Classical political philosophy asserts that humans have a nature that reason can discover. They also believe that freely and knowingly choosing to live in accordance with that nature offers freedom while the rule of law accords with man’s nature and freedom. Modern political philosophy, on the other hand, starts with the power of the will and the assertion that humans are creatures of desire who act on bodily impulses. To limit this will and its right to act upon its desires is tantamount to slavery. Scholars call the classical political tradition the rule of law, while the modern political philosophy and the modern state follow the arbitrary rule of will.

The American revolutionaries argued their case for independence, asserting that the British Parliament and King George III were overstepping the boundaries placed on them by the rule of law and “nature’s God.” The founders adhered to the classical humanism of the Greeks and Romans and the Christian natural law tradition as opposed to the scientific conquest and the will to power to transform the world.

Cooper and Dyer examine the pamphlet debates that led to the outbreak of the American Revolution, which culminated in the Declaration of Independence. They verify that the supporters of American independence did not believe in a hands-off Deistic God. There is a shared belief in “a providential God whose governance of the world was an essential premise of their natural law theories of morality and law.” This “providential God” is firmly within the Christian natural law tradition.

To destroy the rule of law, one must destroy the very basis on which the rule of law is premised: natural law and “nature’s God.” Critics of the natural law try to eliminate Christianity as it places demands on humans as moral and rational agents.

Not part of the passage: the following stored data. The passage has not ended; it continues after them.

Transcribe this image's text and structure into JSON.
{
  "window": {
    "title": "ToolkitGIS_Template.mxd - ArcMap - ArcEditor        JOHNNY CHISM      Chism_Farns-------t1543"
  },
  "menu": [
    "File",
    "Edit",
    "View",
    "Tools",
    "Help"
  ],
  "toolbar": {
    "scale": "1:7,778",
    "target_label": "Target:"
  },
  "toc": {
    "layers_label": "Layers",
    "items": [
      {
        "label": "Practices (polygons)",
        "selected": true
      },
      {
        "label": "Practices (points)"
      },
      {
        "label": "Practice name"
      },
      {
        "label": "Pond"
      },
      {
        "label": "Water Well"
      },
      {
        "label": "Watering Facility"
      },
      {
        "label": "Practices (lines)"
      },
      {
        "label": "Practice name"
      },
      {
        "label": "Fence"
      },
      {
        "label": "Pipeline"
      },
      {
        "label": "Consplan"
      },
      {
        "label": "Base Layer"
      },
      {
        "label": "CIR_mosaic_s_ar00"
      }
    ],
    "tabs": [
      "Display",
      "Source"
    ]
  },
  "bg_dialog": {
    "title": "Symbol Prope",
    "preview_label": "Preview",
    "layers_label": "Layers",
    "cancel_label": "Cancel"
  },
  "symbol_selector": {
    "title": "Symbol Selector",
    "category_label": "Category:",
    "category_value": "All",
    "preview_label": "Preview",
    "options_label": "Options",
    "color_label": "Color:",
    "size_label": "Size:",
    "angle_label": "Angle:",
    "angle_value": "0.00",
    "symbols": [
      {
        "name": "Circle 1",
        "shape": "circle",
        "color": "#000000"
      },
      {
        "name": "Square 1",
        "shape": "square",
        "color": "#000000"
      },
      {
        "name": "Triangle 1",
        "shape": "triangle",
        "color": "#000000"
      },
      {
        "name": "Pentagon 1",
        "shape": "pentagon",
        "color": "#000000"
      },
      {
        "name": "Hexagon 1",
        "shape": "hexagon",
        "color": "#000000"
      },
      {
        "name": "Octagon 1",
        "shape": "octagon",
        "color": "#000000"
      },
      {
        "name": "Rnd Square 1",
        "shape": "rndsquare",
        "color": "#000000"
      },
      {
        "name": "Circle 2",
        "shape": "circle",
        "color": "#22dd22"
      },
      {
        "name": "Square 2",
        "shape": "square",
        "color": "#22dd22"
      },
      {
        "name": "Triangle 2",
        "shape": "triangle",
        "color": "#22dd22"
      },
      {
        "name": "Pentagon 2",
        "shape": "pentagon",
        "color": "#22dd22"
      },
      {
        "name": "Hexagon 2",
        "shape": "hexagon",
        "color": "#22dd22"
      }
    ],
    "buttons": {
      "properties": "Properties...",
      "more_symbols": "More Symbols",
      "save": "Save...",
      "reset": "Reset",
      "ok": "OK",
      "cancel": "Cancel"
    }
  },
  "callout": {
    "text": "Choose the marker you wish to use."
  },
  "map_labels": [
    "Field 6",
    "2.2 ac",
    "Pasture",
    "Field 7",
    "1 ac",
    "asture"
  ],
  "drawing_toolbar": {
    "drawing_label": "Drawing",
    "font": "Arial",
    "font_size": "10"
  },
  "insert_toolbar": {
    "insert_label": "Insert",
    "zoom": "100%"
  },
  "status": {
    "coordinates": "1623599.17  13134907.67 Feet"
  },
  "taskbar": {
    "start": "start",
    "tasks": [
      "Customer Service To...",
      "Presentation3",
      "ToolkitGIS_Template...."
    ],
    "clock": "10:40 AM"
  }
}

Cooper and Dyer restore the prominent role that Christian beliefs and sensibilities played in the American founding. The ecumenical Christian culture and natural law tradition that united patriotic Anglicans, Congregationalists, other Protestants, and Roman Catholics has been misleadingly reinterpreted as secular and deistic, but they demonstrate the error in that view.

In conclusion, Christianity played a significant role in shaping the American founding, and the rules of law were premised on the classical humanism of the Greeks and Romans and the Christian natural law tradition. Today’s modern political philosophy, with its foundation in the will to power and opposition to Christianity and the natural law, necessarily ends in totalitarianism, which is currently sweeping the world.